“L’Europa deve stare molto attenta in molte cose. Vogliamo mantenere l’Europa com’è. L’Europa sta andando in alcune direzioni sbagliate”, ha detto Trump rispondendo alle domande dei giornalisti. L’intervento di Trump è partito dalla multa dell’Europa di 130 milioni di euro inflitta dalla Commissione Ue a X per non aver rispettato gli obblighi di trasparenza previsti dal Digital Services Act dell’Ue. Le parole del presidente Usa arrivano mentre il suo collega ucraino, Volodymyr Zelensky, è in pieno Tour de force diplomatico. Il presidente ucraino a Londra ha incontrato il primo ministro britannico, Keir Starmer, il cancelliere tedesco Friedrich Merz e il presidente francese Emmanuel Macron.

L’esame delle dichiarazioni londinesi non fornisce indizi sui passi reali della convergenza auspicata, ma ribadisce che l’Europa – accusata dagli Stati Uniti di essere prossima all’estinzione – non intende abbandonare l’Ucraina. “Siamo qui per sostenerti nel conflitto e nei negoziati, e per garantire che questo sia un accordo giusto e duraturo, se riusciremo ad arrivarci”, dice Starmer a Zelensky. L’Europa “dispone di molte carte”, aggiunge Macron facendo il verso a Trump: “Il problema principale è la convergenza con gli Usa”. “Potrebbero essere giorni decisivi per tutti”, non si nasconde Merz, “scettico” su parte delle proposte americane.

Zelensky poi è volato a Bruxelles per incontrare il segretario generale della Nato, Mark Rutte, il presidente del Consiglio europeo Antonio Costa e la presidente della Commissione europea Ursula von der Leyen.
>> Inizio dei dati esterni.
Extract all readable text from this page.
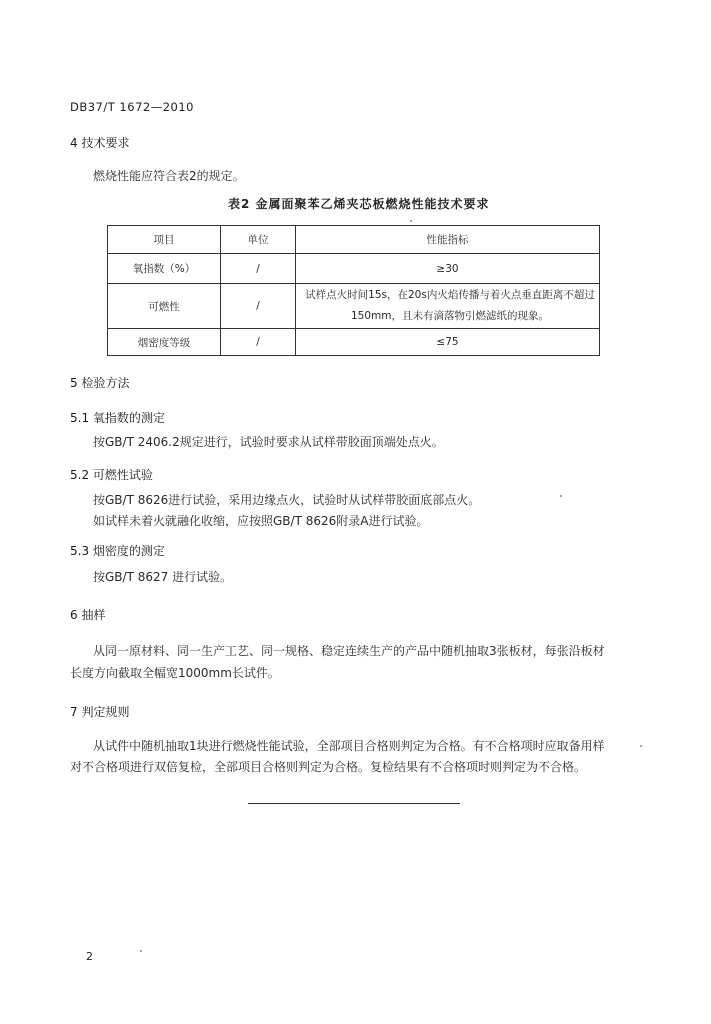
DB37/T 1672—2010
4 技术要求
燃烧性能应符合表2的规定。
表2 金属面聚苯乙烯夹芯板燃烧性能技术要求
项目	单位	性能指标
氧指数（%）	/	≥30
可燃性	/	试样点火时间15s，在20s内火焰传播与着火点垂直距离不超过
150mm，且未有滴落物引燃滤纸的现象。

烟密度等级	/	≤75
5 检验方法
5.1 氧指数的测定
按GB/T 2406.2规定进行，试验时要求从试样带胶面顶端处点火。
5.2 可燃性试验
按GB/T 8626进行试验，采用边缘点火，试验时从试样带胶面底部点火。
如试样未着火就融化收缩，应按照GB/T 8626附录A进行试验。
5.3 烟密度的测定
按GB/T 8627 进行试验。
6 抽样
从同一原材料、同一生产工艺、同一规格、稳定连续生产的产品中随机抽取3张板材，每张沿板材
长度方向截取全幅宽1000mm长试件。
7 判定规则
从试件中随机抽取1块进行燃烧性能试验，全部项目合格则判定为合格。有不合格项时应取备用样
对不合格项进行双倍复检，全部项目合格则判定为合格。复检结果有不合格项时则判定为不合格。
2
Dopo il colloquio telefonico di domenica con Giorgia Meloni, il presidente ucraino e la premier italiana si vedranno oggi a Palazzo Chigi. E alle 9.30 a Castel Gandolfo il presidente ucraino sarà ricevuto dal Papa. Meloni ha annunciato a Zelensky l’invio di forniture di emergenza a sostegno delle infrastrutture energetiche e della popolazione. I generatori forniti da aziende italiane verranno inviati in Ucraina già nelle prossime settimane, ha fatto sapere Palazzo Chigi

Il vicolo cieco in cui si trova Kiev è riassunto da una fonte ucraina: “Putin non vuole stipulare un accordo senza territorio, quindi stanno cercando qualsiasi opzione per garantire che l’Ucraina ceda il territorio” e “gli americani stanno facendo pressioni” in questa direzione.

La giornata si è aperta con un nuovo affondo di Trump: “Devo dire che sono un po’ deluso che [Zelensky] non abbia ancora letto la proposta. Credo la Russia sia d’accordo, non sono sicuro che Zelensky sia d’accordo”, ha detto l’ex Presidente, mentre il leader ucraino si è giustificato dicendo che temeva intercettazioni e aveva preferito che il Ministro della Difesa, Umerov, gliene parlasse di persona. Lo stesso Zelensky ha ammesso che sul Donbass “esistono visioni di Stati Uniti, Russia e Ucraina e non abbiamo una visione unitaria”, pur ribadendo che Kiev non ha “titoli legali o morali” per cedere territori.